Wetenschap
1. Warmte: Dit is de primaire drijfveer van gesmolten. De interne warmte van de aarde, gegenereerd door radioactief verval in de mantel en kern, is de bron van de hitte die rotsen smelt. Deze warmte kan verder worden geïntensiveerd door:
* convectie: De beweging van gesmolten gesteente in de mantel, aangedreven door warmte, kan hete materiaal dichter bij het oppervlak brengen, waardoor smelten worden veroorzaakt.
* Wrijving: De beweging van tektonische platen kan wrijving genereren, wat warmte verhoogt en smelten kan veroorzaken.
2. Druk: Druk speelt een belangrijke rol bij het smelten van rots. Naarmate de druk afneemt, neemt het smeltpunt van gesteente ook af. Daarom kunnen rotsen smelten bij lagere temperaturen in gebieden waar de druk lager is, zoals:
* Mid-Ocean Ridges: Waar tektonische platen uit elkaar trekken, neemt de druk af, waardoor rotsen kunnen smelten en nieuwe korst vormen.

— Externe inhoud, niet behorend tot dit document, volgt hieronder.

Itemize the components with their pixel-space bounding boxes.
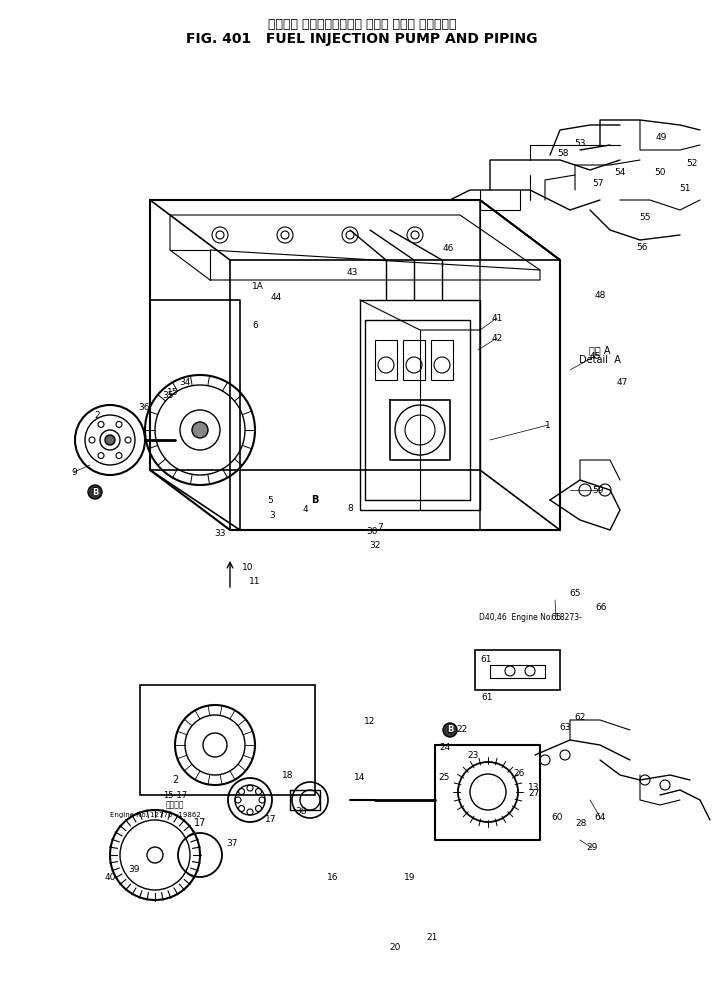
Text: 20: 20: [390, 944, 400, 952]
Text: 46: 46: [442, 243, 454, 252]
Text: 66: 66: [595, 603, 607, 612]
Text: 59: 59: [592, 486, 604, 494]
Text: 15: 15: [167, 388, 179, 397]
Text: 9: 9: [71, 468, 77, 477]
Text: 17: 17: [194, 818, 206, 828]
Text: 19: 19: [404, 873, 416, 882]
Text: 1A: 1A: [252, 282, 264, 291]
Text: 52: 52: [686, 158, 698, 167]
Text: 48: 48: [594, 291, 606, 300]
Text: 53: 53: [574, 138, 586, 147]
Text: 56: 56: [636, 242, 648, 251]
Text: 57: 57: [592, 178, 604, 188]
Text: 45: 45: [589, 351, 601, 361]
Text: 41: 41: [492, 314, 502, 322]
Text: 39: 39: [128, 865, 140, 874]
Text: 18: 18: [282, 770, 294, 779]
Text: 35: 35: [162, 391, 174, 400]
Text: 15-17: 15-17: [163, 790, 187, 799]
Text: 38: 38: [295, 807, 307, 817]
Text: 24: 24: [439, 744, 450, 753]
Circle shape: [192, 422, 208, 438]
Text: 51: 51: [679, 184, 691, 193]
Text: 21: 21: [426, 934, 438, 943]
Text: 10: 10: [243, 563, 253, 572]
Text: 44: 44: [270, 293, 282, 302]
Text: 60: 60: [551, 814, 563, 823]
Text: 7: 7: [377, 522, 383, 531]
Text: 40: 40: [104, 873, 116, 882]
Text: 14: 14: [354, 773, 366, 782]
Text: 16: 16: [327, 873, 339, 882]
Text: 29: 29: [586, 844, 598, 853]
Text: 詳細 A: 詳細 A: [589, 345, 611, 355]
Text: 47: 47: [616, 378, 628, 387]
Text: 42: 42: [492, 333, 502, 342]
Text: 37: 37: [226, 839, 237, 848]
Text: 28: 28: [576, 819, 586, 828]
Circle shape: [105, 435, 115, 445]
Text: 62: 62: [574, 713, 586, 723]
Bar: [140, 685, 315, 795]
Text: B: B: [92, 488, 98, 496]
Text: Engine No. 12776~19862: Engine No. 12776~19862: [109, 812, 201, 818]
Text: 61: 61: [480, 656, 492, 665]
Bar: [375, 340, 397, 380]
Text: 12: 12: [364, 717, 376, 727]
Text: 1: 1: [545, 420, 551, 429]
Text: 13: 13: [529, 782, 540, 791]
Text: B: B: [311, 495, 319, 505]
Text: 32: 32: [369, 541, 381, 550]
Text: 43: 43: [346, 267, 358, 277]
Text: B: B: [91, 487, 98, 497]
Text: 30: 30: [366, 527, 378, 536]
Text: 2: 2: [172, 775, 178, 785]
Text: 36: 36: [138, 403, 150, 411]
Text: 23: 23: [467, 752, 479, 761]
Text: 22: 22: [456, 725, 468, 734]
Text: 6: 6: [252, 320, 258, 329]
Text: 50: 50: [654, 167, 666, 176]
Text: 58: 58: [557, 148, 569, 157]
Text: 54: 54: [614, 167, 626, 176]
Text: 使用不可: 使用不可: [166, 800, 184, 810]
Text: 11: 11: [249, 578, 261, 586]
Text: 25: 25: [438, 773, 450, 782]
Text: 65: 65: [550, 612, 562, 621]
Text: B: B: [446, 725, 454, 735]
Text: 17: 17: [265, 816, 277, 825]
Bar: [475, 650, 560, 690]
Circle shape: [88, 485, 102, 499]
Text: 8: 8: [347, 503, 353, 512]
Text: 26: 26: [513, 768, 525, 777]
Text: 61: 61: [481, 693, 493, 702]
Text: 33: 33: [214, 528, 226, 537]
Text: 2: 2: [94, 410, 100, 419]
Text: 65: 65: [569, 588, 581, 597]
Text: 3: 3: [269, 510, 275, 519]
Text: 4: 4: [302, 505, 308, 514]
Text: フェエル インジェクション ポンプ および パイピング: フェエル インジェクション ポンプ および パイピング: [268, 18, 456, 31]
Text: FIG. 401   FUEL INJECTION PUMP AND PIPING: FIG. 401 FUEL INJECTION PUMP AND PIPING: [186, 32, 538, 46]
Text: 49: 49: [655, 133, 667, 141]
Text: B: B: [447, 726, 453, 735]
Circle shape: [443, 723, 457, 737]
Text: 27: 27: [529, 788, 539, 797]
Bar: [431, 340, 453, 380]
Text: D40,46  Engine No. 18273-: D40,46 Engine No. 18273-: [479, 613, 581, 622]
Text: Detail  A: Detail A: [579, 355, 621, 365]
Bar: [403, 340, 425, 380]
Text: 34: 34: [180, 378, 190, 387]
Text: 5: 5: [267, 495, 273, 504]
Text: 64: 64: [594, 813, 606, 822]
Text: 63: 63: [559, 724, 571, 733]
Text: 55: 55: [639, 213, 651, 222]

* Subductiezones: Wanneer de ene plaat onder de andere glijdt, ervaart de dalende plaat een afname van de druk, waardoor een deel van de rots kan smelten.
3. Watergehalte: De aanwezigheid van water kan het smeltpunt van rotsen aanzienlijk verlagen. Dit komt omdat watermoleculen de bindingen tussen de mineralen in de rots kunnen verzwakken, waardoor ze gemakkelijker uit elkaar te breken zijn. Dit is vooral belangrijk in:
* Subductiezones: Water gevangen in de subductieve plaat komt vrij als het afdaalt, waardoor het smeltpunt van omliggende rotsen wordt verlaagd en bijdraagt aan de vorming van magma.
4. Samenstelling van de rots: Verschillende rotstypen hebben verschillende smeltpunten. Sommige rotsen, zoals basalt, hebben lagere smeltpunten en zijn gemakkelijker te smelten dan andere, zoals graniet.
Samenvattend is het smelten van vast gesteente een complex proces dat wordt aangedreven door een combinatie van factoren, voornamelijk warmte en druk, beïnvloed door watergehalte en de samenstelling van het rots.